Além disso, tanto Amazon como Google têm funcionários que revisam diariamente conversas aleatórias que os usuários mantêm com os assistentes para melhorar o sistema. Apple, Microsoft e Samsung se negaram a informar ao jornal se têm equipes que façam esse tipo de trabalho. López de Mántaras considera que “todas [essas empresas] têm pessoas escutando” e diz que a falta de transparência a respeito disso é uma questão de marketing: “Querem fazer você acreditar que a inteligência artificial funciona muito melhor do que realmente funciona. Se você pedir a um assistente que ‘anote o seguinte na lista de compras’, ela vai dizer: ‘O seguinte foi anotado na lista de compras’, porque acha que o seguinte como o pão ou o leite. Ele não entende a semântica”.

“ TER UM MONTE DE OBJETOS E APARELHOS EM SUA CASA CONECTADOS À INTERNET É UMA PÉSSIMA IDEIA. ELES PODEM SABER O QUE VOCÊ CONSOME, O QUE COMPRA, QUANDO LAVA A ROUPA, O QUE COZINHA, O QUE COME E ATÉ COISAS TÃO ÍNTIMAS COMO AS QUE OCORREM DENTRO DO SEU BANHEIRO”

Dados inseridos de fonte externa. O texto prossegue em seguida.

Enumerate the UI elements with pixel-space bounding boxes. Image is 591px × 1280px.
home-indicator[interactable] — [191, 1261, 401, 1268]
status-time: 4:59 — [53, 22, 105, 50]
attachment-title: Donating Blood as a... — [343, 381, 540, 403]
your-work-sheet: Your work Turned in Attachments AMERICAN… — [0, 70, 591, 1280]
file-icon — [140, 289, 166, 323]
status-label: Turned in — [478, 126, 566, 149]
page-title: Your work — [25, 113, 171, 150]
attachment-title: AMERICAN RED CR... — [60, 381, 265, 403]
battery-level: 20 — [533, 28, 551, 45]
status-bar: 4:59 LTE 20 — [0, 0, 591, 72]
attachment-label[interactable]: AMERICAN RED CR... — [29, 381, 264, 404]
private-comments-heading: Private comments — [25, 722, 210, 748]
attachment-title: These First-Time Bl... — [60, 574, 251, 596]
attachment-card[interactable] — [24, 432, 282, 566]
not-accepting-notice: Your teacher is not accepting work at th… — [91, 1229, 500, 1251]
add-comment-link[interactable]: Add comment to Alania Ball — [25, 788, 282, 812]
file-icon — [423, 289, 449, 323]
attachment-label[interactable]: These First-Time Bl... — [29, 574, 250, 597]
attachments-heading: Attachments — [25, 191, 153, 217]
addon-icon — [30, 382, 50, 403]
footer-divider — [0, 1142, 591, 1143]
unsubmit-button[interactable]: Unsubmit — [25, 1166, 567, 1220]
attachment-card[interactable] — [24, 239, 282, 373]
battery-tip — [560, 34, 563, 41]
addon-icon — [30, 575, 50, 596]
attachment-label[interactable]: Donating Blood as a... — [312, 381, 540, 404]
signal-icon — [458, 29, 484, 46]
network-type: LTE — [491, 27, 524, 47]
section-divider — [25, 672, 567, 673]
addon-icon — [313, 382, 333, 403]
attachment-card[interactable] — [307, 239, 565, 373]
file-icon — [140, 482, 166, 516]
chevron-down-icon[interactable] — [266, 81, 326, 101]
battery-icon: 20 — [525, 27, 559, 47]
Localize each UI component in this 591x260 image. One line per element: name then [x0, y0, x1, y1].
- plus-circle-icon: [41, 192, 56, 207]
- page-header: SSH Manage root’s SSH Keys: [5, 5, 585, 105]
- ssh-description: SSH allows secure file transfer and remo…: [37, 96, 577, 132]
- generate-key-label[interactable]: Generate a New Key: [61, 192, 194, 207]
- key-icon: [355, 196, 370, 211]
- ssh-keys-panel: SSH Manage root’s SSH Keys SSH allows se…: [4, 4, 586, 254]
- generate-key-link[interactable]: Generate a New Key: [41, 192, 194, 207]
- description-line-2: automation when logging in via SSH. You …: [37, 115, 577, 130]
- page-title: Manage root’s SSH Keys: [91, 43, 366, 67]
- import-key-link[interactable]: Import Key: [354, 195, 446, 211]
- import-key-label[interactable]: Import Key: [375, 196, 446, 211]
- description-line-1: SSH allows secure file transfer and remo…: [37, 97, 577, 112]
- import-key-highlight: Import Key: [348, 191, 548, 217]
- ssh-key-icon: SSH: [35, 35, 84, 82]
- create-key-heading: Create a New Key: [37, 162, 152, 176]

O conjunto de dispositivos conectados poderia servir para “treinar um sistema de inteligência artificial para ter um perfil muito preciso do comportamento das pessoas da casa”, afirma o cientista. “A partir do momento em que você sabe tudo de uma pessoa, pode lhe oferecer publicidade de todos os tipos. Pode oferecer, por exemplo, remédio para a insônia ao detectar que uma pessoa não dorme bem”, explica López de Mántaras.

O ESPECIALISTA ASSINALA QUE MUITAS VEZES OS USUÁRIOS NÃO TÊM PENSAMENTO CRÍTICO NA HORA DE DAR SEU CONSENTIMENTO PARA QUE DIFERENTES EMPRESAS COLETEM TODOS OS TIPOS DE DADOS: “ESTAMOS ENTREGANDO NOSSA PRIVACIDADE DE UMA FORMA EXCESSIVAMENTE FRÍVOLA E ALEGRE. É ISSO QUE ME PREOCUPA”. PARA ELE, A SOLUÇÃO PARA EVITAR ISSO INCLUI “EDUCAR E INFORMAR AS PESSOAS SOBRE TODOS ESSES PROBLEMAS”.

RECONHECIMENTO FACIAL
Mas às vezes o problema é mais grave, como quando não é nem solicitado o consentimento do usuário. É o que ocorre em alguns lugares com “as câmeras que estão nas ruas e têm, por trás delas, sistemas de reconhecimento facial”. Um homem levou à Justiça a polícia de Gales, no Reino Unido, por registrar uma imagem de seu rosto com um sistema de reconhecimento facial automático enquanto fazia compras natalinas, segundo a BBC.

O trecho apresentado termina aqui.